El Señor nos escucha, como a estos hombres, para que le manifestemos nuestros temores y dificultades. No necesita que se lo digamos para conocerlo. Nos pregunta “de qué vais hablando entre vosotros por el camino” porque quiere que le abramos el corazón. Hemos de dejarnos preguntar por el Señor, darle el derecho a que nos hable y nos ayudará a sacar toda la decepción y la tristeza para cambiarla después por alegría, por certeza y esperanza, sin temores ¡Pero antes hay que “sacar fuera” lo que nos entristece y apena! Los discípulos de Emaús miraban al pasado con nostalgia. «Nosotros esperábamos», no sabían que Jesús caminaba con ellos, que les abría un futuro apasionante, a prueba de cualquier otro desengaño.

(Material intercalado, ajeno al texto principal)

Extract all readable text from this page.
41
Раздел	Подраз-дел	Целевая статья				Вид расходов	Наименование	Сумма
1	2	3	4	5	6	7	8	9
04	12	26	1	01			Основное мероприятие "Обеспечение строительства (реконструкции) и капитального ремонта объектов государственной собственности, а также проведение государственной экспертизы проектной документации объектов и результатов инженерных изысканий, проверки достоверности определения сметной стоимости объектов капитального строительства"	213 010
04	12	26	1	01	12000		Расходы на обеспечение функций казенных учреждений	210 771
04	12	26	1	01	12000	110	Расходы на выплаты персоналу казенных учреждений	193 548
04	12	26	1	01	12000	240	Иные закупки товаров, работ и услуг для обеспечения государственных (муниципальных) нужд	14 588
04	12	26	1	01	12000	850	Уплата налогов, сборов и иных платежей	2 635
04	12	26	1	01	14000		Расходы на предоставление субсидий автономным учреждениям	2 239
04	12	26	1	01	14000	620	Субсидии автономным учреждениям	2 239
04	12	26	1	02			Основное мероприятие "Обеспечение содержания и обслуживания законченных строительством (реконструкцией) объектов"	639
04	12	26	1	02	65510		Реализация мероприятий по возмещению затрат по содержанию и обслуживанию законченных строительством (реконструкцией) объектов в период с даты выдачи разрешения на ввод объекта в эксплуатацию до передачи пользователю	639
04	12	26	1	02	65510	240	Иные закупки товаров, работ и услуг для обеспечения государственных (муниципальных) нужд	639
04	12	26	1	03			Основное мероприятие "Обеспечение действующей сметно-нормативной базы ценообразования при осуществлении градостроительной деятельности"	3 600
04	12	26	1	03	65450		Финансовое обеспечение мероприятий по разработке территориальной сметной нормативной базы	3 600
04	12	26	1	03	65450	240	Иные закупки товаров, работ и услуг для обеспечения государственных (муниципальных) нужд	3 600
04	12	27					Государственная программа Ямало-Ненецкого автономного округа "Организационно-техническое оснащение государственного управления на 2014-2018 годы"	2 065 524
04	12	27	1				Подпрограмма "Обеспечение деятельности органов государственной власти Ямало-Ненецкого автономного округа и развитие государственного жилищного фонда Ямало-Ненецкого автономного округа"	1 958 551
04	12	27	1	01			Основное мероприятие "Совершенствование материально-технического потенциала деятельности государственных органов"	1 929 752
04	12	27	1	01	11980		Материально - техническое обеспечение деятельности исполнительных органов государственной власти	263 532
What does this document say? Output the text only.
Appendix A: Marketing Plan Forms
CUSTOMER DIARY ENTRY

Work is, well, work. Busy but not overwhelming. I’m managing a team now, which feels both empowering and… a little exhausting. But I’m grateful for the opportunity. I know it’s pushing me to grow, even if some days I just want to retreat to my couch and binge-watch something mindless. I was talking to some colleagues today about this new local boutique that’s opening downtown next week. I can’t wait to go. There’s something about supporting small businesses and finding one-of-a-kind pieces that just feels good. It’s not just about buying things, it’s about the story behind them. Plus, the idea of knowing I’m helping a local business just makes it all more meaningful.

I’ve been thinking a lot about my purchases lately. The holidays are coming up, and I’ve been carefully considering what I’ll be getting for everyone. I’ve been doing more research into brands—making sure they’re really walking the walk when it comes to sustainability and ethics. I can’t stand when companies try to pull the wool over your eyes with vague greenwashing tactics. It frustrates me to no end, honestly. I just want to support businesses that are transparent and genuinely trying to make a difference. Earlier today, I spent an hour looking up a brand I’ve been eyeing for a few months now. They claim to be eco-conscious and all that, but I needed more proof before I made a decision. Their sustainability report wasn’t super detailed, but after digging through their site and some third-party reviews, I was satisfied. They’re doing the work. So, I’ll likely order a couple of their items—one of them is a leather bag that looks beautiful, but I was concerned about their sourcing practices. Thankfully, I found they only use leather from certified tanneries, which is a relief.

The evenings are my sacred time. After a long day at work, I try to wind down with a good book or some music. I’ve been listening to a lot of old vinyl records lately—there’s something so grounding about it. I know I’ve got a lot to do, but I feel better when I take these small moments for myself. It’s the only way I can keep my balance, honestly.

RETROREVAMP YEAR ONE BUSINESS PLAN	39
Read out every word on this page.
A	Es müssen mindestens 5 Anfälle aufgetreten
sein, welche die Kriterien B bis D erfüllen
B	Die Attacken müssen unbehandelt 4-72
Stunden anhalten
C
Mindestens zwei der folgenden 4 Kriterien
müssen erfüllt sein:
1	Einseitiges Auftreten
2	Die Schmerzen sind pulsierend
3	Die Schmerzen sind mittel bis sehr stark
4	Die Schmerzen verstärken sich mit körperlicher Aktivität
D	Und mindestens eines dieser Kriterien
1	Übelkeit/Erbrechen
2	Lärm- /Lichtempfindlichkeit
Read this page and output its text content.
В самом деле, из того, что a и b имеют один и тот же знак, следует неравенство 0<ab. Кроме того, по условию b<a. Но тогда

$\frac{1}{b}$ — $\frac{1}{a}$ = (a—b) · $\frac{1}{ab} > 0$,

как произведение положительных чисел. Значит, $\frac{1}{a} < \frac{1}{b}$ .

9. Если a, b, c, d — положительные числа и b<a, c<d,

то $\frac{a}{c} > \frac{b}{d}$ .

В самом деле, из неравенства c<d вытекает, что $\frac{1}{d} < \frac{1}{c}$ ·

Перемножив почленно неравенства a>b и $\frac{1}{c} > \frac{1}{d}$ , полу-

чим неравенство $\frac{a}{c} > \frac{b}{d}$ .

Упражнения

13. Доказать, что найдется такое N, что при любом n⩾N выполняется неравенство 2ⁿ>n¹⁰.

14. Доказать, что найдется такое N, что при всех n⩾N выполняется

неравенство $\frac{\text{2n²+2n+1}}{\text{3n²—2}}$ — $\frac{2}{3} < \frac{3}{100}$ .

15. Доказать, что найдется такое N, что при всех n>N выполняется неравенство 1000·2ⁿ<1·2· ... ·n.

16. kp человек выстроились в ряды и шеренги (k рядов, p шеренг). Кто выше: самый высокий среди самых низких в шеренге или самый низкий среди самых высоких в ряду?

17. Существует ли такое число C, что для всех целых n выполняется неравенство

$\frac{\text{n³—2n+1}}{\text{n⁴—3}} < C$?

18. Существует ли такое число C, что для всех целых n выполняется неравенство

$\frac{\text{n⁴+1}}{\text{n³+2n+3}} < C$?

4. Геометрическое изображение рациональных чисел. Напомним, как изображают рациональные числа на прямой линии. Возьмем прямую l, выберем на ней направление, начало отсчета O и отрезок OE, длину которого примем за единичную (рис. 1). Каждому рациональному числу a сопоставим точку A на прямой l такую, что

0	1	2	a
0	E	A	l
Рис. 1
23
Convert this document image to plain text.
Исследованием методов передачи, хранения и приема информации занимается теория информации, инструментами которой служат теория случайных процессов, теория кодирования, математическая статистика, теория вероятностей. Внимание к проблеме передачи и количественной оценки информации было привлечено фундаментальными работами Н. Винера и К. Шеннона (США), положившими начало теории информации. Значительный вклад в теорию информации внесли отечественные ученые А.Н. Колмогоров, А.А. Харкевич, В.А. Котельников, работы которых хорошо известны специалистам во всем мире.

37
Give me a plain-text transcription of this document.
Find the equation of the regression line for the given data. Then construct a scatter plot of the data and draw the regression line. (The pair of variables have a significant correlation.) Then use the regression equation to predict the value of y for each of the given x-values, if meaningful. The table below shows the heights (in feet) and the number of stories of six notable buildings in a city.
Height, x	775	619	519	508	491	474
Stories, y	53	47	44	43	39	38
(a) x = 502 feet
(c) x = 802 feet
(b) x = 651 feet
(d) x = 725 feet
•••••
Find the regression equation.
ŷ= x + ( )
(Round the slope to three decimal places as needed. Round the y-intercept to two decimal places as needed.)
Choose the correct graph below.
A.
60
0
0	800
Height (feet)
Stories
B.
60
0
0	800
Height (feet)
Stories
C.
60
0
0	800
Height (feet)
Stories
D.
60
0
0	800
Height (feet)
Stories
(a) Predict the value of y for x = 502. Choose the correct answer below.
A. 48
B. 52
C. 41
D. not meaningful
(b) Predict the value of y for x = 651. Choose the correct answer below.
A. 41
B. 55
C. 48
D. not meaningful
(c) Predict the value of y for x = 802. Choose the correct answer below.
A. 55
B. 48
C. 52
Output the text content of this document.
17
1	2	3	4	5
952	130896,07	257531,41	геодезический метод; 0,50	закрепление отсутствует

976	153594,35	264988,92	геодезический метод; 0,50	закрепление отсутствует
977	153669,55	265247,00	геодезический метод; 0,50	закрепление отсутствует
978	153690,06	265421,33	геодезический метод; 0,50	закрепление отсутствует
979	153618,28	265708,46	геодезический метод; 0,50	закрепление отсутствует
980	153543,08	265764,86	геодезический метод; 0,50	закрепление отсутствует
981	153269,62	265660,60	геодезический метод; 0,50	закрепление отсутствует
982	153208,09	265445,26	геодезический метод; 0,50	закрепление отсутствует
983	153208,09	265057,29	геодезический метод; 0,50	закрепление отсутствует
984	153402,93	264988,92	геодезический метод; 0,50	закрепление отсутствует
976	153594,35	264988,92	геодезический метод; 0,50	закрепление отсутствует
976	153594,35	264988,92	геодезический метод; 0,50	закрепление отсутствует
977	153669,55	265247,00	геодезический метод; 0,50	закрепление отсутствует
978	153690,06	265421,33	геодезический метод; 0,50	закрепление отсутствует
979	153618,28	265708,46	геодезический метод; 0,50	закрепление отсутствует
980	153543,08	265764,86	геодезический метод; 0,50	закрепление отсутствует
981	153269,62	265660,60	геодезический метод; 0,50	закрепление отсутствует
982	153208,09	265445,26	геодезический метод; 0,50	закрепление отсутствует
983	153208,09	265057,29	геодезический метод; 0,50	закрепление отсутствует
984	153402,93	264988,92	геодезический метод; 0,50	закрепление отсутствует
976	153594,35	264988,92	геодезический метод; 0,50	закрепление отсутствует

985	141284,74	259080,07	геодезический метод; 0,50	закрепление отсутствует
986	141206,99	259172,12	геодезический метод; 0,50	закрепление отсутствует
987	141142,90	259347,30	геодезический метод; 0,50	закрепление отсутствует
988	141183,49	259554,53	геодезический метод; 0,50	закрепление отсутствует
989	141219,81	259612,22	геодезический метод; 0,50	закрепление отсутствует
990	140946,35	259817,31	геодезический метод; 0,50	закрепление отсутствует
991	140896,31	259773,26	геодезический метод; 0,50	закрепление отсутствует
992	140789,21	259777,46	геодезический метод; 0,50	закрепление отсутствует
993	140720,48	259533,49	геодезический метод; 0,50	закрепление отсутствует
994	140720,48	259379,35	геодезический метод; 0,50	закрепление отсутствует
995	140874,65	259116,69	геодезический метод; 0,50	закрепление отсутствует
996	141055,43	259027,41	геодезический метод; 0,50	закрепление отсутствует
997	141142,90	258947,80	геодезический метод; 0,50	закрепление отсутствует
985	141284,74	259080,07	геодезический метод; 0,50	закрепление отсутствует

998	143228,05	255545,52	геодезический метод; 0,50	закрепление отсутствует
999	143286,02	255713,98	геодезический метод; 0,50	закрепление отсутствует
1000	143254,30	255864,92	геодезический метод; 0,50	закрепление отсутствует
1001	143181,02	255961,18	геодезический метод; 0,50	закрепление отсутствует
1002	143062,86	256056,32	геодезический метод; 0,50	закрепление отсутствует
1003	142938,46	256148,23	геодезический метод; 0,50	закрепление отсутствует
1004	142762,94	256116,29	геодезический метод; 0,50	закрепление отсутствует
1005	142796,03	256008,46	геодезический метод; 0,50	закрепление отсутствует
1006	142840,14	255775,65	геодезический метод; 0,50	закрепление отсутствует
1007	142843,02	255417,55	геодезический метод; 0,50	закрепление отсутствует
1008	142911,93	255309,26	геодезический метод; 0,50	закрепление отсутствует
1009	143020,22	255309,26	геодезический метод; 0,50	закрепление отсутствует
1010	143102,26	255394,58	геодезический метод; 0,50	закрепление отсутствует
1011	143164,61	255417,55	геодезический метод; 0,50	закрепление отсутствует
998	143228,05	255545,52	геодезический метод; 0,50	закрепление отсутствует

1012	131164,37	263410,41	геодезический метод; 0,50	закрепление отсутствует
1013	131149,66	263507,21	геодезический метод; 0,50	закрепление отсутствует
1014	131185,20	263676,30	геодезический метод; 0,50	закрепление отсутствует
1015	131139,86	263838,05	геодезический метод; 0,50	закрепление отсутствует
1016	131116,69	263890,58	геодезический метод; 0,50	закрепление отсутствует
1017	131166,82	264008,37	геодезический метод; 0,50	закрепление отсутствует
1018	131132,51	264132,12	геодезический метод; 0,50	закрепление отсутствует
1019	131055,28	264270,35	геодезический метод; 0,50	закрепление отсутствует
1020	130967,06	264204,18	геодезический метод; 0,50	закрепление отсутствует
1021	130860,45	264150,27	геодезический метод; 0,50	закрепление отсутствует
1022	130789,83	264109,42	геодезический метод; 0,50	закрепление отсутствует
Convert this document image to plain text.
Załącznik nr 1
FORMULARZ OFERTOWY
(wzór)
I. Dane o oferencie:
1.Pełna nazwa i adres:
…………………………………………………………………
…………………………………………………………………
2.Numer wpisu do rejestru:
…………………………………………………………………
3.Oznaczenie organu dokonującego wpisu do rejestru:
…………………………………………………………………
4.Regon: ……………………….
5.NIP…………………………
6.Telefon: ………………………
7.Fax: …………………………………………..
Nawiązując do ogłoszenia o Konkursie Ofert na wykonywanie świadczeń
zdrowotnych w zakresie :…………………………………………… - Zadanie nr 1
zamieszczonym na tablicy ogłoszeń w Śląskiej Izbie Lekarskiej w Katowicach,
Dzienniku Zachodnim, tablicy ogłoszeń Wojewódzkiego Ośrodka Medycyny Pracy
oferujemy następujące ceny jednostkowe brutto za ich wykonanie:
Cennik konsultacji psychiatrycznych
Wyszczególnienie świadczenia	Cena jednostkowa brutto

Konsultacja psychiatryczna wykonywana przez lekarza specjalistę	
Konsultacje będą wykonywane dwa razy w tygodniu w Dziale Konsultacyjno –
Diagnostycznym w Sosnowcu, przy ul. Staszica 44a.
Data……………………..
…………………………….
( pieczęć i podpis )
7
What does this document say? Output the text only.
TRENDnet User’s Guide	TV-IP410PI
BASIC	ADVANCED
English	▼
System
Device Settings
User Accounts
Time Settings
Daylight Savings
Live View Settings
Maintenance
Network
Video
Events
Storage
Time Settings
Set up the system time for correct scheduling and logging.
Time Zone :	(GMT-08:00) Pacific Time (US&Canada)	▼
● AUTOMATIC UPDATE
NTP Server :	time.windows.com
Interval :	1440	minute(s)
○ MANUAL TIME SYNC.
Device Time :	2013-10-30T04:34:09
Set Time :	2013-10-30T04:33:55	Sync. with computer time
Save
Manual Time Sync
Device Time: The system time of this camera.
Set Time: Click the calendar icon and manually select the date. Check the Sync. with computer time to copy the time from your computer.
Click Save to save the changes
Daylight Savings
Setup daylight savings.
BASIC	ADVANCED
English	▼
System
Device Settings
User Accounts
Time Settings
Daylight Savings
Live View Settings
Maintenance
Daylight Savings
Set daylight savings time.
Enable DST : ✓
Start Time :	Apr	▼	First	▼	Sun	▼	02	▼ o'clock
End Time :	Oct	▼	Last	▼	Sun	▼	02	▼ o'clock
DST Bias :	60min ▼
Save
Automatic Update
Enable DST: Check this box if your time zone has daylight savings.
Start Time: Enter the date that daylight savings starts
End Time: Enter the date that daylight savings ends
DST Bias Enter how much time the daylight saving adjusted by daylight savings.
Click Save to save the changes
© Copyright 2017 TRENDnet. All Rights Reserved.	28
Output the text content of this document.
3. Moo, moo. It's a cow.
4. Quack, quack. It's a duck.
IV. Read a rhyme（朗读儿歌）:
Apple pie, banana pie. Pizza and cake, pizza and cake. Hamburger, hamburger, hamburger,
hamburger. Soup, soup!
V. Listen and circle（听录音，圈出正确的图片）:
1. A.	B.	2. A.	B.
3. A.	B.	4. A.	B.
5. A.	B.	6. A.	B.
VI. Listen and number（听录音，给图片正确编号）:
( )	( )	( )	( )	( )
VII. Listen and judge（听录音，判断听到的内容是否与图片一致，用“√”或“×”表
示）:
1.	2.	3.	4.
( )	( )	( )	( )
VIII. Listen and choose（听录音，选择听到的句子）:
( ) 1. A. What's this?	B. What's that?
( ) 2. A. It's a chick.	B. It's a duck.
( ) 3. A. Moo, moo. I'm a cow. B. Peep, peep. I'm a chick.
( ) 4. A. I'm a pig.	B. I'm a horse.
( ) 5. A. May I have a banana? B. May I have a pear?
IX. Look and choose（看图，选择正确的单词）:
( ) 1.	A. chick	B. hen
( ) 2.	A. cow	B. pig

Para devolverles la alegría Cristo les explica cómo todo estaba anunciado por los profetas, Dios en su Providencia no le “sorprende” nada de cuanto nos suceda. Hemos de volver nuestra mirada a Cristo y dejar que Él nos ayude a “entender todo lo que en la Escritura habla de Él, cómo había de padecer para entrar en su gloria”. Rezar, meditar su Palabra con Él, dejarnos enseñar por el Espíritu Santo. Entonces “arderá nuestro corazón” y podremos “reconocerle al partir el pan”, en la Eucaristía, por la que va transformándonos y asociándonos a Él. Y nuestro temor se cambiará en alegría. Y la alegría de la resurrección les llena de fortaleza y valor: “Y al instante se levantaron y regresaron a Jerusalén ¡Ya no importa que sea de noche, ya no importa la “oscuridad”! Y como los de Emaús “volveremos” a Jerusalén a comunicar a los discípulos ¡que hemos visto al Señor!
Que nuestra Madre nos contagie esa confianza en su Hijo resucitado y que “arda nuestro corazón” de alegría.